Die Leute zur Zeit Jesu, von denen das Evangelium heute erzählt,
hat das beeinträchtigt oder sogar blind gemacht.
Sie lassen Seine Worte nicht an sich heran,
sie halten es für unmöglich, dass dieser Mann Himmelsworte hat,
wo sie doch um seine irdische Herkunft wissen.
Bertold Brecht erzählt eine prägnante Kurzgeschichte:
„Was tun Sie“, wurde Herr Keuner gefragt,
„wenn Sie einen Menschen lieben?“
„Ich mache einen Entwurf von ihm“, sagte Herr Keuner,
„und sorge, dass er ihm ähnlich wird.“
„Wer? Der Entwurf?“ „Nein“, sagte Herr Keuner, „der Mensch.“
Wir kennen die Versuchung, uns ein Bild vom Menschen zu machen,
wie wir ihn gerne hätten,
und dann an diesem Bild den Menschen zu messen
und zu sehen, dass er dem Bild gleich wird.
Wir bauen damit Gefängnisse.
Das Leben wird überschaubarer, aber damit auch eng,
Unvorhergesehenes bricht kaum ein, Überraschendes auch nicht.
So will man sich auch Jesus vom Leib halten
und seine Worte relativieren:
Was will der schon?
Der ist doch auch nicht anders als wir.
Hat der vergessen, woher er kommt?
Jesus sagt von sich, Er kommt vom Himmel.
Damit wird es unheimlich weit.
Der Himmel ist unbegrenzt, unfassbar, nicht auszuloten.

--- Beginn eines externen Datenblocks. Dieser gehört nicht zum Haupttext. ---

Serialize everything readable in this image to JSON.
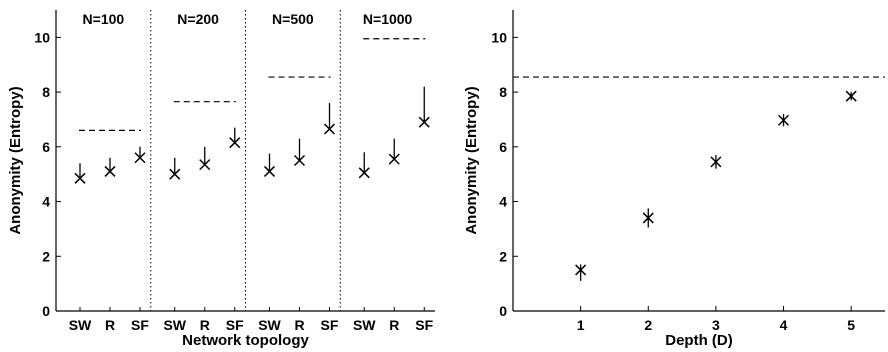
{
  "chart_data": [
    {
      "type": "scatter",
      "xlabel": "Network topology",
      "ylabel": "Anonymity (Entropy)",
      "ylim": [
        0,
        11
      ],
      "yticks": [
        "0",
        "2",
        "4",
        "6",
        "8",
        "10"
      ],
      "groups": [
        {
          "label": "N=100",
          "bound": 6.6,
          "points": [
            {
              "category": "SW",
              "y": 4.85,
              "err_low": 4.9,
              "err_high": 5.4
            },
            {
              "category": "R",
              "y": 5.1,
              "err_low": 5.1,
              "err_high": 5.6
            },
            {
              "category": "SF",
              "y": 5.6,
              "err_low": 5.6,
              "err_high": 6.0
            }
          ]
        },
        {
          "label": "N=200",
          "bound": 7.65,
          "points": [
            {
              "category": "SW",
              "y": 5.0,
              "err_low": 5.0,
              "err_high": 5.6
            },
            {
              "category": "R",
              "y": 5.35,
              "err_low": 5.35,
              "err_high": 6.0
            },
            {
              "category": "SF",
              "y": 6.15,
              "err_low": 6.15,
              "err_high": 6.7
            }
          ]
        },
        {
          "label": "N=500",
          "bound": 8.55,
          "points": [
            {
              "category": "SW",
              "y": 5.1,
              "err_low": 5.1,
              "err_high": 5.75
            },
            {
              "category": "R",
              "y": 5.5,
              "err_low": 5.5,
              "err_high": 6.3
            },
            {
              "category": "SF",
              "y": 6.65,
              "err_low": 6.65,
              "err_high": 7.6
            }
          ]
        },
        {
          "label": "N=1000",
          "bound": 9.95,
          "points": [
            {
              "category": "SW",
              "y": 5.05,
              "err_low": 5.05,
              "err_high": 5.8
            },
            {
              "category": "R",
              "y": 5.55,
              "err_low": 5.55,
              "err_high": 6.3
            },
            {
              "category": "SF",
              "y": 6.9,
              "err_low": 6.9,
              "err_high": 8.2
            }
          ]
        }
      ]
    },
    {
      "type": "scatter",
      "xlabel": "Depth (D)",
      "ylabel": "Anonymity (Entropy)",
      "ylim": [
        0,
        11
      ],
      "xlim": [
        0,
        5.5
      ],
      "yticks": [
        "0",
        "2",
        "4",
        "6",
        "8",
        "10"
      ],
      "xticks": [
        "1",
        "2",
        "3",
        "4",
        "5"
      ],
      "bound": 8.55,
      "points": [
        {
          "x": 1,
          "y": 1.5,
          "err_low": 1.1,
          "err_high": 1.7
        },
        {
          "x": 2,
          "y": 3.4,
          "err_low": 3.05,
          "err_high": 3.75
        },
        {
          "x": 3,
          "y": 5.45,
          "err_low": 5.2,
          "err_high": 5.7
        },
        {
          "x": 4,
          "y": 6.97,
          "err_low": 6.75,
          "err_high": 7.2
        },
        {
          "x": 5,
          "y": 7.85,
          "err_low": 7.7,
          "err_high": 8.0
        }
      ]
    }
  ]
}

Wir haben ihn nicht mit einem Mal im Blick,
er übersteigt unseren Horizont.
Wir werden klein im Angesicht des Himmels, demütig.

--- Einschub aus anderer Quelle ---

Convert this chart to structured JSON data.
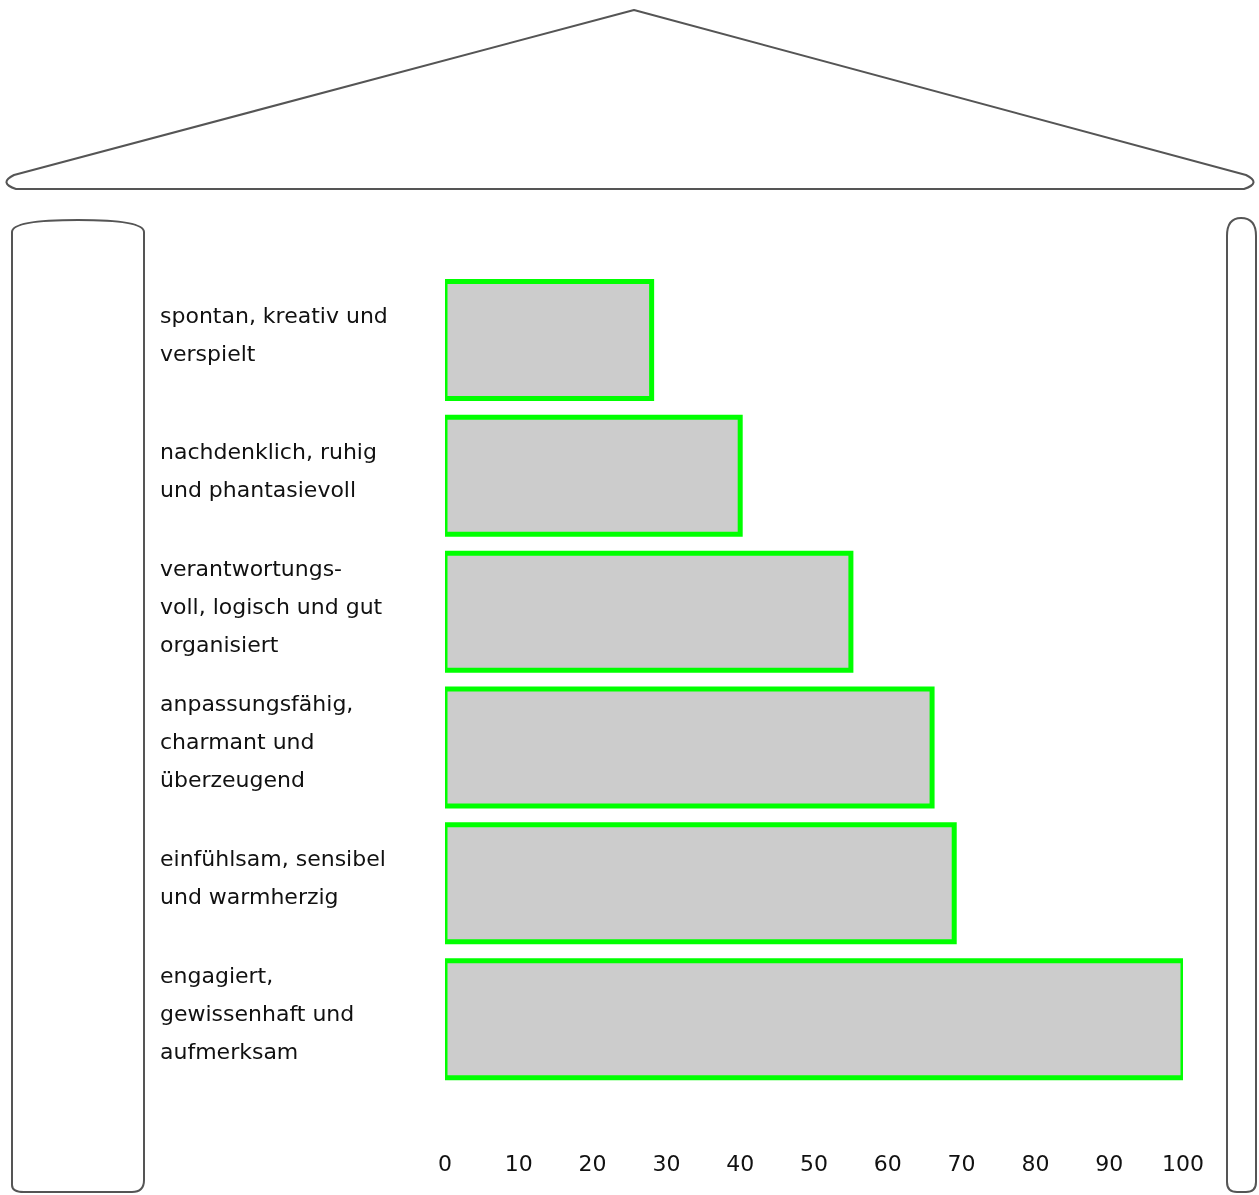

Der Versuch, einen Menschen wodurch auch immer einzuordnen,
lässt uns über ihn stehen;
mit der Aussage über einen Menschen, dass er vom Himmel ist,
stehen wir nicht über ihn.
In unserer religiösen Sonntagssprache
bezeichnen wir jeden Menschen als Geschöpf, als Kind Gottes;
aber das im Alltag durchbuchstabiert verändert nicht nur das Miteinander,
es öffnet die Gefängnisse der gemachten Bilder voneinander
und macht uns offen für Worte und Botschaften,
die sonst keine Chance haben, bei uns anzukommen.
Es macht unseren Blick weit.
Ist das nicht Jesus, der Sohn Josefs, dessen Vater und Mutter wir kennen?
Natürlich bleibt die Herkunft.
Aber sie darf die Gegenwart und Zukunft nicht verschließen,
und sie ist immer nur eine kleine Aussage über einen Menschen.
Die wirklich große, die mit dem Potential zur Entwicklung,
besagt, in jedem Menschen die Weite des Himmels zu sehen
und die Verbindung mit Gott.
Der Schweizer Schriftsteller Max Frisch hat einmal gesagt:
„Es ist bemerkenswert, dass wir gerade von dem Menschen, den wir lieben, am mindesten aussagen können, wie er sei.
Wir lieben ihn einfach.
Eben darin besteht ja die Liebe, das Wunderbare an der Liebe,
dass sie uns in der Schwebe des Lebendigen hält,
in der Bereitschaft, einem Menschen zu folgen
in allen seinen möglichen Entfaltungen.
Wir wissen, dass jeder Mensch, wenn man ihn liebt,
sich wie verwandelt fühlt, wie entfaltet,
und dass auch dem Liebenden sich alles entfaltet, das Nächste,
das lange Bekannte.
Vieles sieht er wie zum ersten Male.
Die Liebe befreit es aus jeglichem Bildnis.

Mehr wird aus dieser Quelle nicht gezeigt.